Tolerating high infection rates won't mean that the NHS can suddenly start getting back to normal more quickly and catch up with all the routine surgery. It will have the opposite effect - it will force more operations to be delayed, and it will put the people who do have them at greater risk of dying post-operatively - even otherwise healthy people who would normally not be in a high risk category for covid.

canigooutyet · 26/08/2020 19:39

How is the NHS being protected when they aren't treating people?
As we all know some stuff if not treated becomes infectious. The longer it's left the worse it gets and of course as we know, more people catch it.

We are constantly reminded that flu season will be a nightmare. Well no shit. How many people are being denied medical treatment at the moment? When it comes to a lot of those health issues we know untreated the person declines. To be able to fight things like flu we need our immune systems, we need to be healthy, well as healthy as we can.

Bollss · 26/08/2020 19:53

@Didkdt

I think instead of saying we got it wrong because the NHS wasn't overwhelmed we should be proud we got it right. That 111 GPs Hot clinics and the hospitals co-ordinating and the vulnerable shielding meant we managed this.
As well as lots of people not recieving medical care they desperately needed, yeah.
canigooutyet · 26/08/2020 19:53

@eeeyoresmiles
Thank you.
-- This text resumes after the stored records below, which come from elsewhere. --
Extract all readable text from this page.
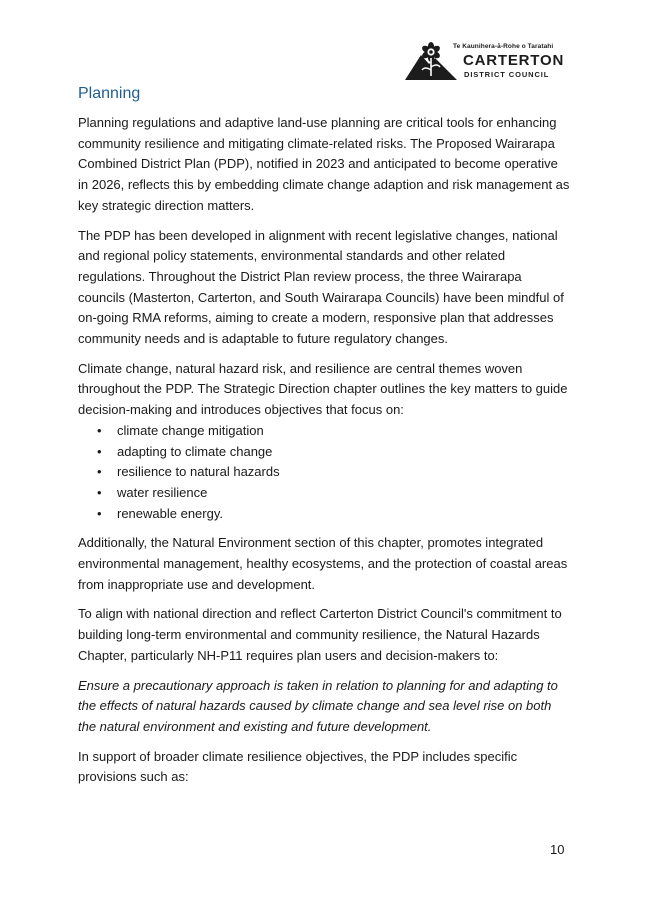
Te Kaunihera-ā-Rohe o Taratahi
CARTERTON
DISTRICT COUNCIL
Planning

Planning regulations and adaptive land-use planning are critical tools for enhancing community resilience and mitigating climate-related risks. The Proposed Wairarapa Combined District Plan (PDP), notified in 2023 and anticipated to become operative in 2026, reflects this by embedding climate change adaption and risk management as key strategic direction matters.

The PDP has been developed in alignment with recent legislative changes, national and regional policy statements, environmental standards and other related regulations. Throughout the District Plan review process, the three Wairarapa councils (Masterton, Carterton, and South Wairarapa Councils) have been mindful of on-going RMA reforms, aiming to create a modern, responsive plan that addresses community needs and is adaptable to future regulatory changes.

Climate change, natural hazard risk, and resilience are central themes woven throughout the PDP. The Strategic Direction chapter outlines the key matters to guide decision-making and introduces objectives that focus on:

• climate change mitigation
• adapting to climate change
• resilience to natural hazards
• water resilience
• renewable energy.

Additionally, the Natural Environment section of this chapter, promotes integrated environmental management, healthy ecosystems, and the protection of coastal areas from inappropriate use and development.

To align with national direction and reflect Carterton District Council's commitment to building long-term environmental and community resilience, the Natural Hazards Chapter, particularly NH-P11 requires plan users and decision-makers to:

Ensure a precautionary approach is taken in relation to planning for and adapting to the effects of natural hazards caused by climate change and sea level rise on both the natural environment and existing and future development.

In support of broader climate resilience objectives, the PDP includes specific provisions such as:

10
That explains the ''it;s the guidelines' thing that often gets mentioned.

Waiting lists don't bother me, even when delays happen. It's surgery, sometimes there's complications (although it's usually me).

Yea it can be hard at times getting hold of the ward/consultant, it's to be expected. They deal with emergencies.

It's just the actual unknown. I've had times when I've done a little cheer because I've got on the waiting list, a bigger cheer when it's not that long. At least it was something to look forward to in a way. One step closer, hopefully, to having things fixed.

Now what is there to look forward to? I cannot make no plans for next week, never mind Christmas and next year summer holiday, fingers crossed.

Please don't feel I'm aiming those questions/comments at you. They aren't really aimed at anyone. I frustrated, I've had enough, we cannot carry on like this indefinitely. I talk to friends abroad, and of course there has been local disruptions, nothing like this. (I say talk, muted at the moment cos I'm not sure if they are serious)

Mindymomo · 26/08/2020 20:32

I think the slogan should have been to protect the nation. My husband was admitted to hospital late April after a heart attack, where I can assure you it was a very scary time for all staff and patients. Patients being admitted were not tested unless they had symptoms, so were put into wards where staff were just wearing normal masks were treating the unknown. We do now need to protect the NHS as we need to start working on the backlog of patients still waiting to be seen and treated.